The experts noted that Mr. Metwally’s whereabouts were not known between his deprivation of liberty on 10 September and the confirmation of his arrest on 12 September.
“The fact that Mr. Metwally was arrested while en route to meet the Working Group suggests that this is an act of reprisal for his cooperation with a United Nations human rights mechanism, as well as a deliberate obstruction of his legitimate human rights activity to seek to establish the fate and whereabouts of his son and other disappeared people in Egypt”.
“We call on the Egyptian authorities, with whom we have been in contact, to immediately provide us with all relevant information concerning his arrest and detention, to fully ensure Mr. Metwally’s right to physical and psychological integrity as well as to due process” they added, expressing serious concern at allegations of torture during the first two days of his deprivation of liberty.
Ms. Es-Slami also noted that the Working Group is very concerned about enforced disappearances in Egypt, as highlighted in the latest annual report presented few days ago to the Human Rights Council in Geneva.
“The Government of Egypt regularly engages with us, including by providing information which has allowed us to clarify a large number of cases. However, we continue to transmit to Egypt an unacceptably high number of new cases under the urgent procedure,” she emphasized.
The Working Group on Enforced or Involuntary Disappearances is comprised of five independent experts from all regions of the world. The Chair-Rapporteur is Ms. Houria Es-Slami (Morocco) and the Vice-Chair is Mr. Bernard Duhaime (Canada); other members are Mr. Tae-Ung Baik (Republic of Korea), Mr. Luciano Hazan (Argentina) and Mr. Henrikas Mickevicius (Lithuania).
Mr. Michel Forst (France) was appointed by the Human Rights Council as the UN Special Rapporteur on the situation of human rights defenders in 2014. Mr.
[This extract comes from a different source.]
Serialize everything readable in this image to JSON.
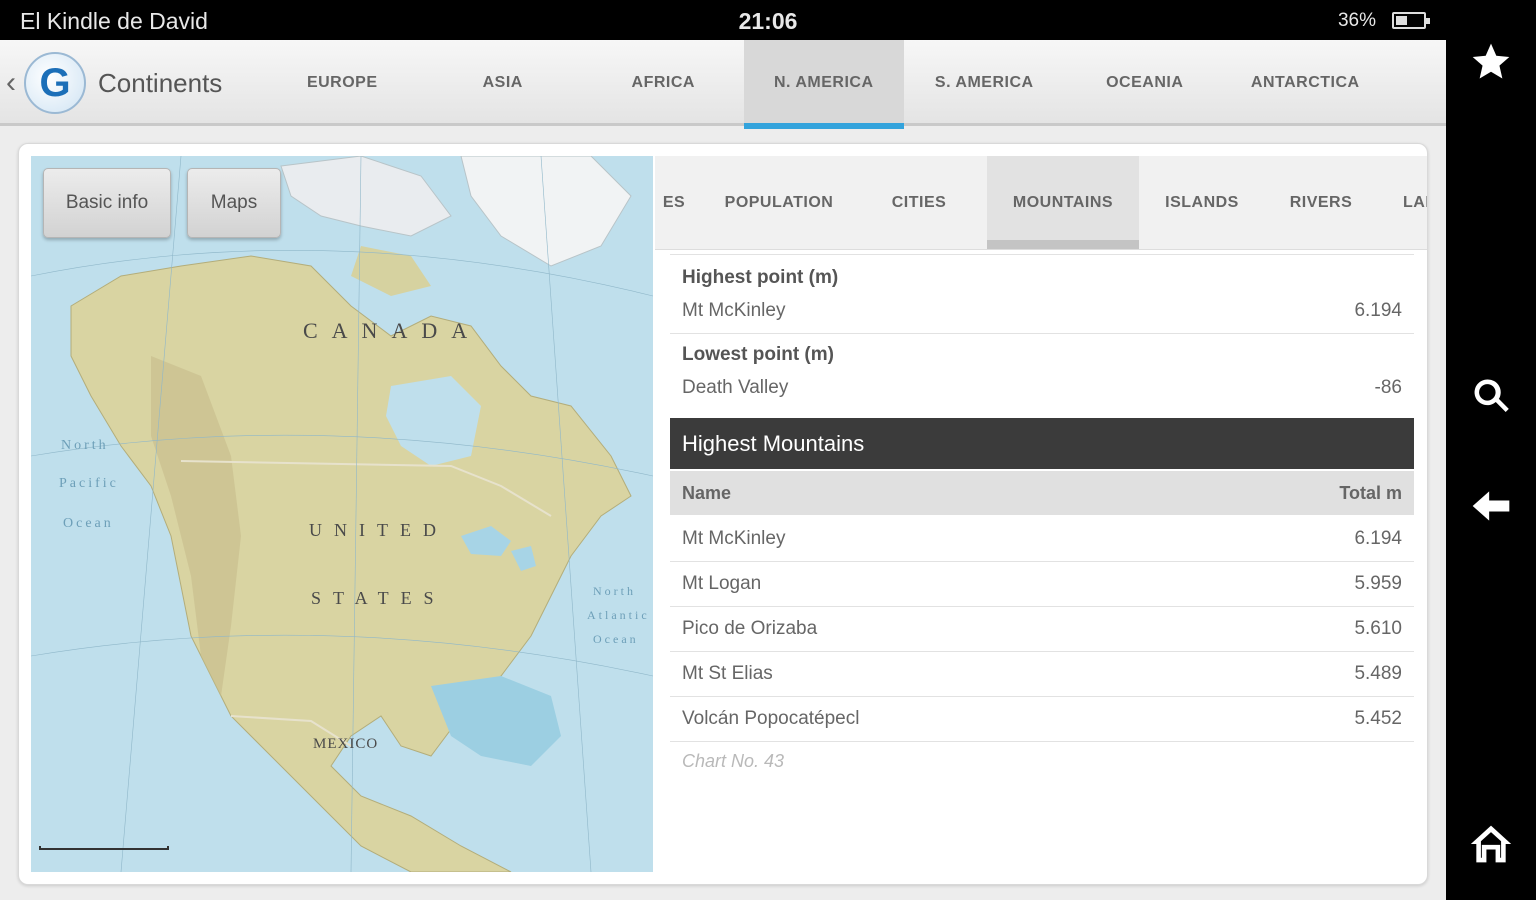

Forst has extensive experience on human rights issues and particularly on the situation of human rights defenders. In particular, he was the Director General of Amnesty International (France) and Secretary General of the first World Summit on Human Rights Defenders in 1998. He is a former UN Independent Expert on the human rights situation in Haiti.
The Working Groups and Special Rapporteurs are part of what is known as the Special Procedures of the Human Rights Council. Special Procedures, the largest body of independent experts in the UN Human Rights system, is the general name of the Council’s independent fact-finding and monitoring mechanisms. Special Procedures mandate-holders are independent human rights experts appointed by the Human Rights Council to address either specific country situations or thematic issues in all parts of the world. They are not UN staff and are independent from any government or organization. They serve in their individual capacity and do not receive a salary for their work.